ルリラナは、何時もラルクを見ていた。トラードよりもずっと彼を知っているからこそ側に居たい。彼を孤独にしたくない。
「あの頃の記憶がラルクになくても、私は、知っている。だからラルクの悲しみや苦しみごと全部、私が受け入れて守るって、決めたから」
好きだから側に居たい。ここに居たい。強くなりたい。ラルクの足手まといになりたくない。
「だから、私は、後悔なんてしないわ」
その言葉にビオラは、驚いた顔で見た。そして、少しだけ考えた。
「そっか。うんうん!きっとルリちゃんなら大丈夫だね」
そう言って、マブカップを置いてにっこり微笑み手を握った。
「君に力をあげるよ。難しくて、厄介な力だけど、君を守る力だよ」
握った手から光が見えビオラの片手には、綺麗な花を持っていた。ルリラナは、驚いた顔でビオラを見た。
「知られざる生命の精霊…」
その言葉で、ビオラが持っていた花は、美しい女性となりルリラナをじっと見ていた。
「生命の精霊。君の新しいマスターだよ」
「ーーーー」
「大丈夫。きっと大丈夫だよ」
女性は、ビオラの言葉に頷きルリラナの近くへと向かった
「え?せせせせ精霊?」
「“知られざる生命の精霊”女性にしか召喚出来ない精霊。君の素敵なパートナーになると思うよ」
「私のパートナー?」
精霊の瞳を見るとても綺麗で、きらびやかだ。美しい彼女は、ルリラナをみる。そしてルリラナの胸の中へと入っていった。
「え?何?何が起きたの!?」
「手を離すよ」
気づけば光は、消えていた。戸惑いながら胸に手を当てるが何もない。苦しもしんどくもない。
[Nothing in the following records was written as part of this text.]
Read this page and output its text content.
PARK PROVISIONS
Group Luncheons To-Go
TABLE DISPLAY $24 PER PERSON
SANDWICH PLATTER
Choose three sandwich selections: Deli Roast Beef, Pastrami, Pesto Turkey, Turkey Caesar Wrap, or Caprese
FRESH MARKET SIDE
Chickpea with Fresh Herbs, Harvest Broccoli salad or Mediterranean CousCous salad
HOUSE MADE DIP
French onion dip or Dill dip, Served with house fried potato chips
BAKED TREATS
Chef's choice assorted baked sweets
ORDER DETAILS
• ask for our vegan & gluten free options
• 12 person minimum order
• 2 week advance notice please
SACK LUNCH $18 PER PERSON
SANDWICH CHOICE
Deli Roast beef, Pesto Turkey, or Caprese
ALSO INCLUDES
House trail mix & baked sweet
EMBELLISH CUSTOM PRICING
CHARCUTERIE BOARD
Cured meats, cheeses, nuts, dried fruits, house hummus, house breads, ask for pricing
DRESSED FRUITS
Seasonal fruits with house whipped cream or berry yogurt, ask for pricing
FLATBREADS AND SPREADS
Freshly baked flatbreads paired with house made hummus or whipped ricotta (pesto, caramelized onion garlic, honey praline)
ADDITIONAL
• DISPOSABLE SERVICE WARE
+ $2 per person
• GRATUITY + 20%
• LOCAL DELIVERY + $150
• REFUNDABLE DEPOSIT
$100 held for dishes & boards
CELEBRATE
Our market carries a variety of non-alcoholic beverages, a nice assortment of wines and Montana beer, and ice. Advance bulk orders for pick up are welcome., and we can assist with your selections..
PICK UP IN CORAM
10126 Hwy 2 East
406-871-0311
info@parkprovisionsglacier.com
「彼女には、名前がないの。だから、素敵な名前つけてあげて」
「名前…」
ルリラナは、考えた。初めての精霊。生命の精霊。女性しか召喚出来ない精霊。特別な人しか召喚出来ない精霊。
「エイム」
「エイム…心って意味だね。うん!良い名前だね」
「ありが…と…」
ルリラナは、力が抜けるように前に倒れそうになったが、なんとか踏ん張った。目眩がしただけなのだろうと重い体を動かそうとするとビオラが肩を持ち彼女を支えた。
「精霊と契約したからきっと疲れたと思う。ゴメンね無理させて…」
そう言ってルリラナを座らし、ザックを呼ぶとその場から離れた。
残されたルリラナは、何故か体が重いのに何でもできる気がした。精霊のお陰なのだろうか?強くなったような気がした。
「これで…足手まといにならなくて…すんだ…」
そう言ってルリラナは、意識を失った。